Pelayanan Dukcapil Masih Menghadapi Kendala
Dalam laporan tersebut, Dukcapil Kabupaten Deiyai juga menyampaikan sejumlah kendala yang masih dihadapi dalam pelaksanaan pelayanan administrasi kependudukan.
Kendala tersebut antara lain keterbatasan sarana dan prasarana, peralatan pelayanan, kebutuhan gedung kantor yang memadai, dukungan pembiayaan serta ketersediaan tenaga pelayanan yang profesional.

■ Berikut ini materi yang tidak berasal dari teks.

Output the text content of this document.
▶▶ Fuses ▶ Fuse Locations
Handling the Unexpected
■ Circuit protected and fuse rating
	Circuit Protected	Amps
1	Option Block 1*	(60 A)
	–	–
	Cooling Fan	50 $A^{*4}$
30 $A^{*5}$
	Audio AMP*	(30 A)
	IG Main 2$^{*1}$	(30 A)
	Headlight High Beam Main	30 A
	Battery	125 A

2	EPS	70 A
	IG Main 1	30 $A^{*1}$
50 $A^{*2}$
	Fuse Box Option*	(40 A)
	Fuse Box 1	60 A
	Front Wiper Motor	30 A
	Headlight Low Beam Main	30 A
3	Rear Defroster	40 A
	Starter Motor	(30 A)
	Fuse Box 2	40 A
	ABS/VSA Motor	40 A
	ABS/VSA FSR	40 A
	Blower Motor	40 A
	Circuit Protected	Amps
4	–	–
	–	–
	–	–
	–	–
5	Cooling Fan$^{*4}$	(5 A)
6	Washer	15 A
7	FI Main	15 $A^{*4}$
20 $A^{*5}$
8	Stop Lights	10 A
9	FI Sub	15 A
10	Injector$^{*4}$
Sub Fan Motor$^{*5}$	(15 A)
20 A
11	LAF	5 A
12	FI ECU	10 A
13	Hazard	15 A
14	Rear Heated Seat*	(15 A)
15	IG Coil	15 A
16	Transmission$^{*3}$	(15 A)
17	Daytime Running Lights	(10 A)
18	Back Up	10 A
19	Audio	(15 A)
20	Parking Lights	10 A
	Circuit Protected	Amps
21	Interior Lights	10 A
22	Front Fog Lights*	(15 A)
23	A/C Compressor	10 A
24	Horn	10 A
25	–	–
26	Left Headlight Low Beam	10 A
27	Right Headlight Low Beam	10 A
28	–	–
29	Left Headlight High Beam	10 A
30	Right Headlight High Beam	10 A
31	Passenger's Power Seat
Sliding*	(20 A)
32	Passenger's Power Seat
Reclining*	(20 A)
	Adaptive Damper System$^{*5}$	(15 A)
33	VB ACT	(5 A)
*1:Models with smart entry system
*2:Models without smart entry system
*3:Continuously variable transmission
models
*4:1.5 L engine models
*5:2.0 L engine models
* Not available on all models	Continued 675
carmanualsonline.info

Kondisi geografis dan luas wilayah Kabupaten Deiyai juga menjadi tantangan dalam menjangkau masyarakat di seluruh distrik dan kampung.
Untuk itu, penguatan pelayanan hingga tingkat distrik dan kampung dinilai penting agar masyarakat tidak mengalami kesulitan dalam memperoleh dokumen administrasi kependudukan.
Dorong Pelayanan Lebih Dekat kepada Masyarakat
Dukcapil Deiyai berharap dukungan terhadap pelayanan administrasi kependudukan dapat terus ditingkatkan, baik melalui pemenuhan fasilitas pelayanan, penguatan sumber daya manusia maupun pengembangan inovasi.
Dengan pelayanan yang semakin dekat dan mudah dijangkau, masyarakat diharapkan dapat lebih cepat memperoleh dokumen kependudukan yang dibutuhkan.
Dukcapil juga menargetkan kualitas pengelolaan data kependudukan terus diperbaiki sehingga menghasilkan data yang akurat, valid, terintegrasi dan dapat dimanfaatkan secara optimal.
Data tersebut tidak hanya menjadi kebutuhan administrasi masyarakat, tetapi juga menjadi bagian penting dalam menentukan arah pembangunan Kabupaten Deiyai agar program pemerintah dapat lebih tepat sasaran.